At the Roads Australia Leaders’ Lunch in Sydney, Inland Rail CEO, Nick Miller, discussed the nation-building project, saying that it will be well worth the wait – comparable to previous major rail projects in Australian history. 

Mr Miller said that history has shown that Australian rail mega-projects take time to deliver, referencing the completion of the standard gauge line from Alice Springs to Darwin, where the initial announcement of the line was made in 1983, but the first trains did not run on the line until 2004. 

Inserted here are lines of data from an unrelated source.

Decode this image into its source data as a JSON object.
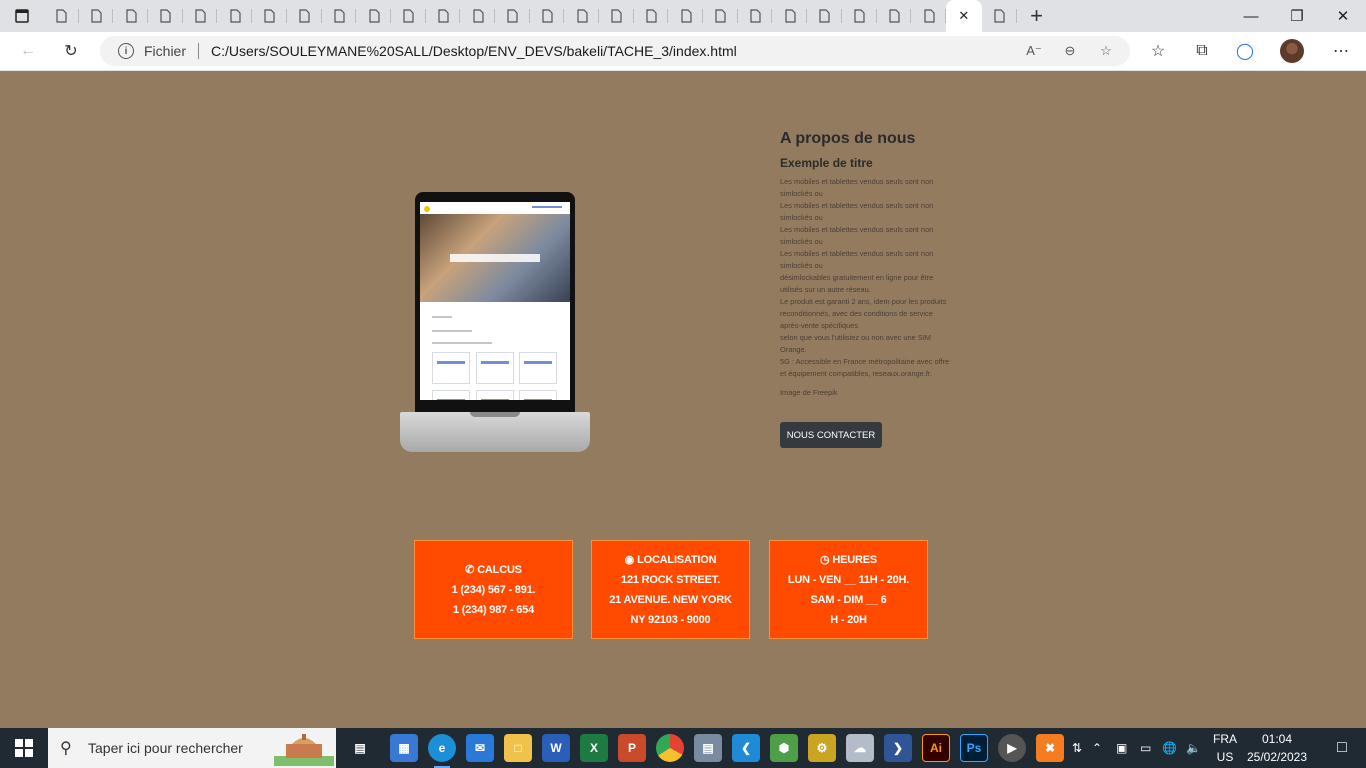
{
  "browser": {
    "tabs_count": 28,
    "new_tab_label": "+",
    "address": {
      "prefix": "Fichier",
      "url": "C:/Users/SOULEYMANE%20SALL/Desktop/ENV_DEVS/bakeli/TACHE_3/index.html"
    }
  },
  "about": {
    "title": "A propos de nous",
    "subtitle": "Exemple de titre",
    "lines": [
      "Les mobiles et tablettes vendus seuls sont non",
      "simlockés ou",
      "Les mobiles et tablettes vendus seuls sont non",
      "simlockés ou",
      "Les mobiles et tablettes vendus seuls sont non",
      "simlockés ou",
      "Les mobiles et tablettes vendus seuls sont non",
      "simlockés ou",
      "désimlockables gratuitement en ligne pour être",
      "utilisés sur un autre réseau.",
      "Le produit est garanti 2 ans, idem pour les produits",
      "reconditionnés, avec des conditions de service",
      "après-vente spécifiques",
      "selon que vous l'utilisiez ou non avec une SIM",
      "Orange.",
      "5G : Accessible en France métropolitaine avec offre",
      "et équipement compatibles, reseaux.orange.fr."
    ],
    "credit": "Image de Freepik",
    "button": "NOUS CONTACTER"
  },
  "info_boxes": [
    {
      "title": "CALCUS",
      "icon": "phone-icon",
      "lines": [
        "1 (234) 567 - 891.",
        "1 (234) 987 - 654"
      ]
    },
    {
      "title": "LOCALISATION",
      "icon": "map-pin-icon",
      "lines": [
        "121 ROCK STREET.",
        "21 AVENUE. NEW YORK",
        "NY 92103 - 9000"
      ]
    },
    {
      "title": "HEURES",
      "icon": "clock-icon",
      "lines": [
        "LUN - VEN __ 11H - 20H.",
        "SAM - DIM __ 6",
        "H - 20H"
      ]
    }
  ],
  "taskbar": {
    "search_placeholder": "Taper ici pour rechercher",
    "language": "FRA",
    "region": "US",
    "time": "01:04",
    "date": "25/02/2023"
  },
  "colors": {
    "page_bg": "#937b5f",
    "info_box": "#ff4a00",
    "button": "#343a40"
  }
}
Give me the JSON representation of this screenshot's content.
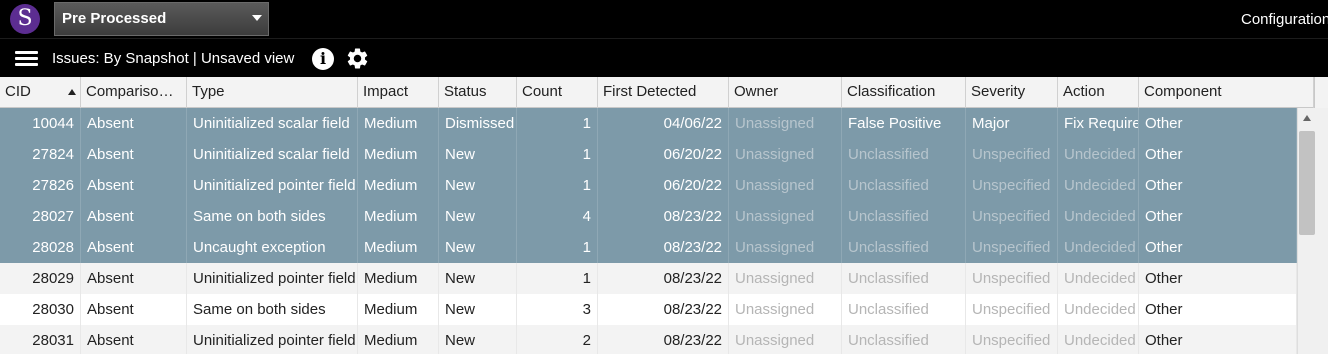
{
  "app": {
    "logo_letter": "S",
    "project": "Pre Processed",
    "configuration_label": "Configuration"
  },
  "viewbar": {
    "title": "Issues: By Snapshot | Unsaved view",
    "info_glyph": "i",
    "icons": [
      "menu-icon",
      "info-icon",
      "gear-icon"
    ]
  },
  "colors": {
    "selected_row": "#7d9aa9",
    "logo": "#5c2d91",
    "dim_text": "#b5b5b5"
  },
  "columns": [
    "CID",
    "Compariso…",
    "Type",
    "Impact",
    "Status",
    "Count",
    "First Detected",
    "Owner",
    "Classification",
    "Severity",
    "Action",
    "Component"
  ],
  "sort": {
    "column": "CID",
    "direction": "ascending"
  },
  "rows": [
    {
      "selected": true,
      "cid": "10044",
      "comparison": "Absent",
      "type": "Uninitialized scalar field",
      "impact": "Medium",
      "status": "Dismissed",
      "count": "1",
      "first_detected": "04/06/22",
      "owner": "Unassigned",
      "classification": "False Positive",
      "severity": "Major",
      "action": "Fix Required",
      "component": "Other"
    },
    {
      "selected": true,
      "cid": "27824",
      "comparison": "Absent",
      "type": "Uninitialized scalar field",
      "impact": "Medium",
      "status": "New",
      "count": "1",
      "first_detected": "06/20/22",
      "owner": "Unassigned",
      "classification": "Unclassified",
      "severity": "Unspecified",
      "action": "Undecided",
      "component": "Other"
    },
    {
      "selected": true,
      "cid": "27826",
      "comparison": "Absent",
      "type": "Uninitialized pointer field",
      "impact": "Medium",
      "status": "New",
      "count": "1",
      "first_detected": "06/20/22",
      "owner": "Unassigned",
      "classification": "Unclassified",
      "severity": "Unspecified",
      "action": "Undecided",
      "component": "Other"
    },
    {
      "selected": true,
      "cid": "28027",
      "comparison": "Absent",
      "type": "Same on both sides",
      "impact": "Medium",
      "status": "New",
      "count": "4",
      "first_detected": "08/23/22",
      "owner": "Unassigned",
      "classification": "Unclassified",
      "severity": "Unspecified",
      "action": "Undecided",
      "component": "Other"
    },
    {
      "selected": true,
      "cid": "28028",
      "comparison": "Absent",
      "type": "Uncaught exception",
      "impact": "Medium",
      "status": "New",
      "count": "1",
      "first_detected": "08/23/22",
      "owner": "Unassigned",
      "classification": "Unclassified",
      "severity": "Unspecified",
      "action": "Undecided",
      "component": "Other"
    },
    {
      "selected": false,
      "cid": "28029",
      "comparison": "Absent",
      "type": "Uninitialized pointer field",
      "impact": "Medium",
      "status": "New",
      "count": "1",
      "first_detected": "08/23/22",
      "owner": "Unassigned",
      "classification": "Unclassified",
      "severity": "Unspecified",
      "action": "Undecided",
      "component": "Other"
    },
    {
      "selected": false,
      "cid": "28030",
      "comparison": "Absent",
      "type": "Same on both sides",
      "impact": "Medium",
      "status": "New",
      "count": "3",
      "first_detected": "08/23/22",
      "owner": "Unassigned",
      "classification": "Unclassified",
      "severity": "Unspecified",
      "action": "Undecided",
      "component": "Other"
    },
    {
      "selected": false,
      "cid": "28031",
      "comparison": "Absent",
      "type": "Uninitialized pointer field",
      "impact": "Medium",
      "status": "New",
      "count": "2",
      "first_detected": "08/23/22",
      "owner": "Unassigned",
      "classification": "Unclassified",
      "severity": "Unspecified",
      "action": "Undecided",
      "component": "Other"
    }
  ]
}
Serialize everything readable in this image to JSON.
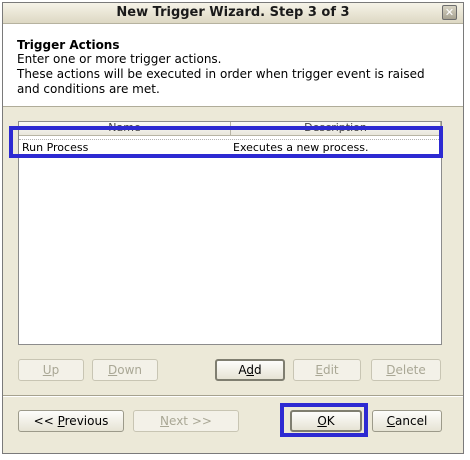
{
  "window": {
    "title": "New Trigger Wizard. Step 3 of 3"
  },
  "header": {
    "title": "Trigger Actions",
    "line1": "Enter one or more trigger actions.",
    "line2": "These actions will be executed in order when trigger event is raised",
    "line3": "and conditions are met."
  },
  "table": {
    "columns": [
      "Name",
      "Description"
    ],
    "rows": [
      {
        "name": "Run Process",
        "description": "Executes a new process."
      }
    ]
  },
  "actions": {
    "up": {
      "mnemonic": "U",
      "rest": "p"
    },
    "down": {
      "mnemonic": "D",
      "rest": "own"
    },
    "add": {
      "pre": "A",
      "mnemonic": "d",
      "rest": "d"
    },
    "edit": {
      "mnemonic": "E",
      "rest": "dit"
    },
    "delete": {
      "mnemonic": "D",
      "rest": "elete"
    }
  },
  "nav": {
    "previous": {
      "pre": "<< ",
      "mnemonic": "P",
      "rest": "revious"
    },
    "next": {
      "mnemonic": "N",
      "rest": "ext >>"
    },
    "ok": {
      "mnemonic": "O",
      "rest": "K"
    },
    "cancel": {
      "mnemonic": "C",
      "rest": "ancel"
    }
  },
  "colors": {
    "highlight": "#2d2ad2",
    "dialog_bg": "#ece9d8"
  },
  "icons": {
    "close": "close-icon"
  }
}
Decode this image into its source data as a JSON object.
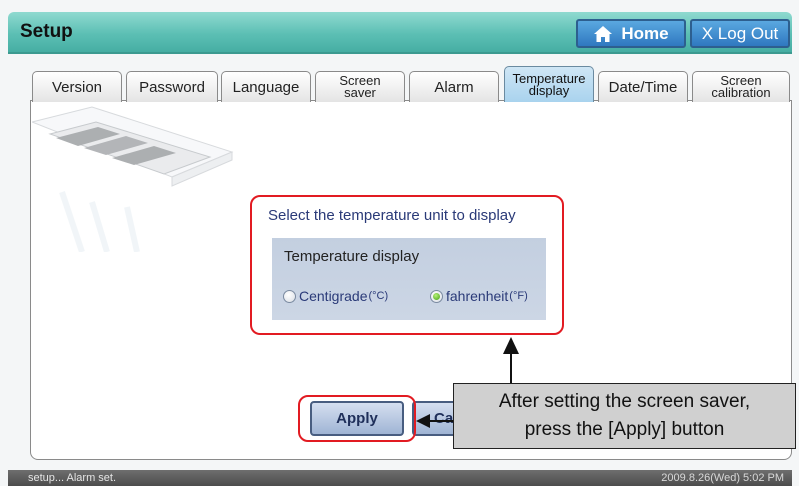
{
  "header": {
    "title": "Setup",
    "home_label": "Home",
    "logout_label": "X Log Out"
  },
  "tabs": [
    {
      "label": "Version"
    },
    {
      "label": "Password"
    },
    {
      "label": "Language"
    },
    {
      "label": "Screen",
      "label2": "saver"
    },
    {
      "label": "Alarm"
    },
    {
      "label": "Temperature",
      "label2": "display",
      "active": true
    },
    {
      "label": "Date/Time"
    },
    {
      "label": "Screen",
      "label2": "calibration"
    }
  ],
  "temperature": {
    "prompt": "Select the temperature unit to display",
    "option_title": "Temperature display",
    "options": [
      {
        "label": "Centigrade",
        "unit": "(°C)",
        "selected": false
      },
      {
        "label": "fahrenheit",
        "unit": "(°F)",
        "selected": true
      }
    ]
  },
  "buttons": {
    "apply": "Apply",
    "cancel": "Ca"
  },
  "callout": {
    "line1": "After setting the screen saver,",
    "line2": "press the [Apply] button"
  },
  "status": {
    "left": "setup... Alarm set.",
    "right": "2009.8.26(Wed)  5:02 PM"
  },
  "colors": {
    "header": "#5cbfb4",
    "highlight": "#e21b22",
    "active_tab": "#a9d3ee",
    "selected_radio": "#42a012"
  }
}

Since 2019, Inland Rail has employed nearly 5,500 people and spent almost $440 million with more than 600 local business on the Inland Rail alignment, including nearly $44 million with First Nations-owned businesses, boosting opportunities in regional towns including both Moree and Parkes. 

Mr Miller told roundtable delegates that Inland Rail continues to make strong progress on the ground, with construction progressing well in Victoria and New South Wales and planning approvals moving forward in Queensland. 

“Shifting more goods onto rail will mean faster, more reliable freight; safer, less congested roads and fewer emissions, with Inland Rail taking tens of thousands of trucks off roads each year when complete,” Mr Miller said.  

“Regional communities are already experiencing an economic boost from job creation, supply of goods and services and local spend during construction.”